Moraes afirmou que nunca favoreceu Vorcaro ou o Banco Master e que jamais julgou processos envolvendo o banqueiro ou a instituição financeira. Segundo ele, o relatório produzido pela Polícia Federal não apresenta indícios de infração penal de sua parte.

O ministro também contestou a interpretação dada às anotações encontradas no celular de Vorcaro. Moraes afirmou que não há mensagens de sua autoria indicando consultoria jurídica, favorecimento ao banco ou conhecimento prévio de operações policiais.

Na manifestação, Moraes sustentou ainda que não houve vazamento de informações da Operação Compliance. Como argumento, citou a prisão de Vorcaro no Aeroporto Internacional de Guarulhos, quando ele estava prestes a embarcar e portava seu passaporte e celular.

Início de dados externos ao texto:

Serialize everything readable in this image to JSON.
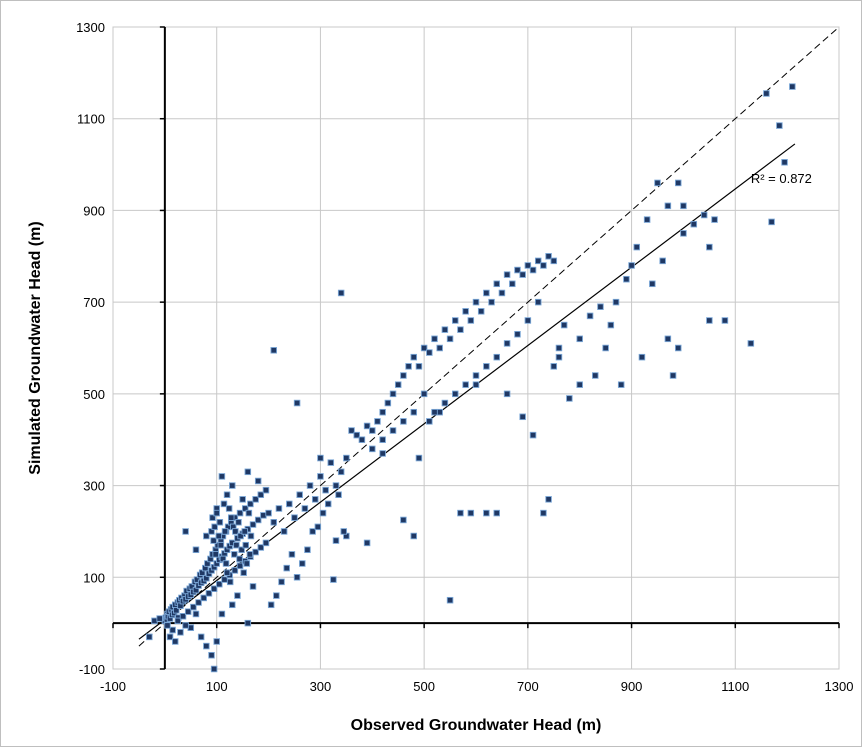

Para o ministro, o resultado da operação não é compatível com a hipótese de que o banqueiro tivesse sido avisado previamente.

Moraes também criticou a metodologia utilizada pela PF na análise do material e afirmou que as acusações contra ele possuem motivação “político-eleitoral”, classificando o episódio como uma tentativa de “vingança”.

Mendonça defende investigação

Também nesta segunda, André Mendonça enviou manifestação ao STF defendendo as medidas adotadas durante a investigação.

O ministro justificou, entre outras providências, uma reunião presencial com delegados responsáveis pelo caso. Segundo Mendonça, a medida foi tomada por cautela, após referências ao diretor-geral da Polícia Federal, Andrei Rodrigues, e ao procurador-geral da República, Paulo Gonet, aparecerem em anotações atribuídas a Vorcaro.

Mendonça afirmou que a intimação presencial dos delegados teve como objetivo preservar o sigilo e a integridade da investigação. Segundo ele, a providência não significou atribuição de suspeitas às autoridades mencionadas.

As manifestações foram apresentadas na véspera do julgamento marcado para esta terça-feira (15), quando o plenário do STF analisará o relatório da Polícia Federal e os elementos reunidos no caso.